A country life for Wakatu Lodge

Anne Hardie

Simon and Melissa Floyd are going to give Wakatu Lodge a new life in the country. 

At 128 years old, Wakatu Lodge has moved to the country with her owners Melissa and Simon Floyd and is currently split into several parts on a muddy building platform, waiting to be put back together.

Until recently, the historic two-storied villa stood above Waimea Rd in Nelson. Then the Floyds decided they were shifting to a few paddocks in the Moutere and were taking their home with them.

They had spent 11 years restoring their home and were not yet finished. So, they cut it up and put it on trucks which they hauled through the mud to its new site.

When Wakatu Lodge was first built in Nelson it was surrounded by countryside, and now it will be again, facing Mt Arthur where the Floyds can sit on her veranda and watch the sun go down behind the mountain peaks.

“We 100 per cent wanted to take the house,” Melissa says.

“We wanted to see the house finished and this was the only way to see that happen.”

The Floyds bought the rambling villa 11 years ago from what was the Nelson Hospital Board which had owned it since the 1950s and used it as a home for the aged and a rehabilitation centre.

By the time the Floyds bought the house, it had been divided into seven offices upstairs and was in a sad state.

Melissa admits it feels like they have taken a step back to when they first bought the house as she looks at the pieces sitting in the paddock, waiting to be put back together.

Back then, they moved into a house she describes as a “disaster”.

With three small children, there was no hot water and no heating in the middle of winter.

She remembers it was freezing.

Now, it is covered with tarpaulins which were not quite a match for the rain that battered the house after the roof was removed to get the top level low enough to truck on the road.

But inside, albeit a bit moist, there is still the vintage wallpapers and pressed tin on the massively-high ceilings that they have added to some of the rooms over the years.

More carpet, wallpaper and even chandeliers they bought from Czechoslovakia seven years ago, will finally come out of their wrappers and boxes to finish the restoration.

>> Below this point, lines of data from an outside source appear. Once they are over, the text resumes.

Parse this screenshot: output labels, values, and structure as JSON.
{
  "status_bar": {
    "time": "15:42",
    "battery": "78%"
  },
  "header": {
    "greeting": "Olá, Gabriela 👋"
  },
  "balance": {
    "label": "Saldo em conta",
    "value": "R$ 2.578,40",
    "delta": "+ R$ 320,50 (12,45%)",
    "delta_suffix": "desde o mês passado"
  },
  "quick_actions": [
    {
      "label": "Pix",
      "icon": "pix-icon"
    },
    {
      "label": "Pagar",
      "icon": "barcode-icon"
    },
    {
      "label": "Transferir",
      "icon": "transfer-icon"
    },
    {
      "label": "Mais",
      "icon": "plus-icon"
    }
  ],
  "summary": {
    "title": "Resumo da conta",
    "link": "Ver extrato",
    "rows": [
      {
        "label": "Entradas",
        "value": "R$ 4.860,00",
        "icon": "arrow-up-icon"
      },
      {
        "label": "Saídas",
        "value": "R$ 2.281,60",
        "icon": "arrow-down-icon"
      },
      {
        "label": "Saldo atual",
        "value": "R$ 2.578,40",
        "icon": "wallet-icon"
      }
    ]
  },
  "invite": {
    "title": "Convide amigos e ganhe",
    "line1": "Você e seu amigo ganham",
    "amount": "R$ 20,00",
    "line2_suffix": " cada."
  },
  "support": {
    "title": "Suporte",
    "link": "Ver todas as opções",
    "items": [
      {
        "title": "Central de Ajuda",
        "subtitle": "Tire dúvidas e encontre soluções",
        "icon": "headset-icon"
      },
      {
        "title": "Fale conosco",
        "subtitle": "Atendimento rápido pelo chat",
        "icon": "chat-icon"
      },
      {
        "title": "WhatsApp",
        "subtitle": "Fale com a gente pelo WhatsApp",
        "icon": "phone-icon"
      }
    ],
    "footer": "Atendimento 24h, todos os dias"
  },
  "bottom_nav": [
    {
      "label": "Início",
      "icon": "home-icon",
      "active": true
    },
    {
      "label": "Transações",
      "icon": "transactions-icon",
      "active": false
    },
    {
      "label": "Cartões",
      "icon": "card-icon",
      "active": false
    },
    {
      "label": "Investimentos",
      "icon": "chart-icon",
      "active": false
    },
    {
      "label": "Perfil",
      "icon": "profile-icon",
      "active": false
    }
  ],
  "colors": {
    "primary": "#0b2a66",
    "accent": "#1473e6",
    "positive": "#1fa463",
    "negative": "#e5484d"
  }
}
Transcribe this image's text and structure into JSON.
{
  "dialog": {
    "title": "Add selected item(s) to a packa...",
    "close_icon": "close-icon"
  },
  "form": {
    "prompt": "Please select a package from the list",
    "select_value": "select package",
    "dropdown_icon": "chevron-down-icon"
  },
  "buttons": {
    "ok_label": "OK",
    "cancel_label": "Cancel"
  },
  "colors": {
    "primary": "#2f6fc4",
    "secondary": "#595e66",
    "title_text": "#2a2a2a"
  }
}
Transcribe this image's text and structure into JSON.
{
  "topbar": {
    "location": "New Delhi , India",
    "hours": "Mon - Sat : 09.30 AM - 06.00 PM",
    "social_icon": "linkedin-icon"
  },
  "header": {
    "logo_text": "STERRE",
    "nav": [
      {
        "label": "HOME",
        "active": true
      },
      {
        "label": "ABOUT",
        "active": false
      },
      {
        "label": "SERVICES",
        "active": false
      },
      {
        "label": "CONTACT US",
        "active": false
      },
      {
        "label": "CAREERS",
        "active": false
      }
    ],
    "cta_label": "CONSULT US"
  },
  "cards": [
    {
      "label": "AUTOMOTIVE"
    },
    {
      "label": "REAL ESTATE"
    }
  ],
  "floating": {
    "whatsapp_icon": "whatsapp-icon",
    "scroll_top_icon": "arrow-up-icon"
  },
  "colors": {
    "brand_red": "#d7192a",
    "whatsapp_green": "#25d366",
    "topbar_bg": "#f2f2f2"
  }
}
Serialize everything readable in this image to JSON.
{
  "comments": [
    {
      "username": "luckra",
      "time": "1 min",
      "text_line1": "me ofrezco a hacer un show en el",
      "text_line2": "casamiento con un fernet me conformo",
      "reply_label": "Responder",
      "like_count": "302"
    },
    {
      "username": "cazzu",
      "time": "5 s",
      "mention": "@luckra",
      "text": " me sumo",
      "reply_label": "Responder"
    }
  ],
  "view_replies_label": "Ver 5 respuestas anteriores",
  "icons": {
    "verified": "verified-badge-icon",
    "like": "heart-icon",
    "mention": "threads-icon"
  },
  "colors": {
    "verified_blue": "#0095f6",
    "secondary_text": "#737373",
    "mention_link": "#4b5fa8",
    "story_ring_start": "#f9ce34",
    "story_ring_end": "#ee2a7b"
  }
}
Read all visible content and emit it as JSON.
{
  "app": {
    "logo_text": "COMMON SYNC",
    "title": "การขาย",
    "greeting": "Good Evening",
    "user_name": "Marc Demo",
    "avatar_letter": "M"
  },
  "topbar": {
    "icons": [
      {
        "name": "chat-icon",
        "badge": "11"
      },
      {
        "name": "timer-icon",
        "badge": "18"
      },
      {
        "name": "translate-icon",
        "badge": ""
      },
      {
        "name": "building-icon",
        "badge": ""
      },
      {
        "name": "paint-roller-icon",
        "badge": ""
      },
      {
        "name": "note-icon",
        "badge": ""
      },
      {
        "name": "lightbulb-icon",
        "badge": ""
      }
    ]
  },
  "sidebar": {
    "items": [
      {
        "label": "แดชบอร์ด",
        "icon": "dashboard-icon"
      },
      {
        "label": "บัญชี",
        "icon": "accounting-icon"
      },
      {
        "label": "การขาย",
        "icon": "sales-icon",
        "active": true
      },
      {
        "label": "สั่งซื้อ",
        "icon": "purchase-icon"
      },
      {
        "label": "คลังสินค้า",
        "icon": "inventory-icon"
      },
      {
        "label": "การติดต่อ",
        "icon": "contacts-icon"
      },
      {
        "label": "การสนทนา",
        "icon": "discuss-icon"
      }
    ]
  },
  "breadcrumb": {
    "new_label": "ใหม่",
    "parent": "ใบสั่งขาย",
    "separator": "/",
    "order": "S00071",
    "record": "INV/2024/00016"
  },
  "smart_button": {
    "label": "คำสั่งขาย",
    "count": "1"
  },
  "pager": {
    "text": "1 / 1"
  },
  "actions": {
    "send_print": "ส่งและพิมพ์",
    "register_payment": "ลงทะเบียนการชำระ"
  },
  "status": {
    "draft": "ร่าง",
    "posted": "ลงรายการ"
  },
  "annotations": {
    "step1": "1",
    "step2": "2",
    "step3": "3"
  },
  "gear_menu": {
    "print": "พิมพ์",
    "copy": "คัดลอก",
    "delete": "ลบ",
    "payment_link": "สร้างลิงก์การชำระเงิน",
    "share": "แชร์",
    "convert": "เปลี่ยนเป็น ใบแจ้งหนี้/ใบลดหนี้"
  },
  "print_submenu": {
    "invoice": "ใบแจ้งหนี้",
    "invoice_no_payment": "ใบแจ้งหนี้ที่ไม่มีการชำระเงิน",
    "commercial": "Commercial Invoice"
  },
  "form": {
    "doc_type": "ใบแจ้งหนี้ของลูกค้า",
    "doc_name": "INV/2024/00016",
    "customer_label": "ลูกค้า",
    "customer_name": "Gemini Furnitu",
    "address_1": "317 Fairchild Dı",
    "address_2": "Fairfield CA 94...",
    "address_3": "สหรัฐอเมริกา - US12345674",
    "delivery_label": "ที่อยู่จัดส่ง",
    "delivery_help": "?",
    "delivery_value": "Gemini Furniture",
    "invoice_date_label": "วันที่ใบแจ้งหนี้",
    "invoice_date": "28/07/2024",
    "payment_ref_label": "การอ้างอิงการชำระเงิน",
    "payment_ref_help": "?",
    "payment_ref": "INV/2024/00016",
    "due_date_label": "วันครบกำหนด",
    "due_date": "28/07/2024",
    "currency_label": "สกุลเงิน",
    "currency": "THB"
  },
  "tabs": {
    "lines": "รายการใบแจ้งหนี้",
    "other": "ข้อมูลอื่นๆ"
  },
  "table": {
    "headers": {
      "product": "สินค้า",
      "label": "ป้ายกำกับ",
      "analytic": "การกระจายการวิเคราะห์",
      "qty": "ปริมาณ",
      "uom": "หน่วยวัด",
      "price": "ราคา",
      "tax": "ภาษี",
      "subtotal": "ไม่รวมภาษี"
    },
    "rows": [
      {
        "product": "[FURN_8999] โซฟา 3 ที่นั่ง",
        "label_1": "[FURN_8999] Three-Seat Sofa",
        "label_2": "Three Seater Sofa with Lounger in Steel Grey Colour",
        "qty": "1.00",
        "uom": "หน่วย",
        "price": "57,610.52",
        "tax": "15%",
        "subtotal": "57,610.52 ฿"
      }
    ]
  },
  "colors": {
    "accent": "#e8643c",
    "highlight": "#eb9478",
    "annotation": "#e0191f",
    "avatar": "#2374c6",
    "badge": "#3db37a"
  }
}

She says they had faith in the professionals to move the house, though the weather was not kind and they had to hire a couple of diggers to haul the house-laden trucks up the paddock.

The next step is getting the roof back on, piles underneath and putting the house back together.

Once the house is mended, the Floyds will carry on with the restoration process themselves.

“It’s going to keep us busy. Simon will do the wood and I’ll be doing the decorating. We work well together – there’s not many people who would find another mad person to do this with.

“People say to me ‘where are you going to start?’ And I say, ‘the beginning’.”

Melissa estimates it will be about a year before they can live in the house again.

In the meantime, they have a converted packing shed that makes a comfortable home while they are piecing Wakatu Lodge back together.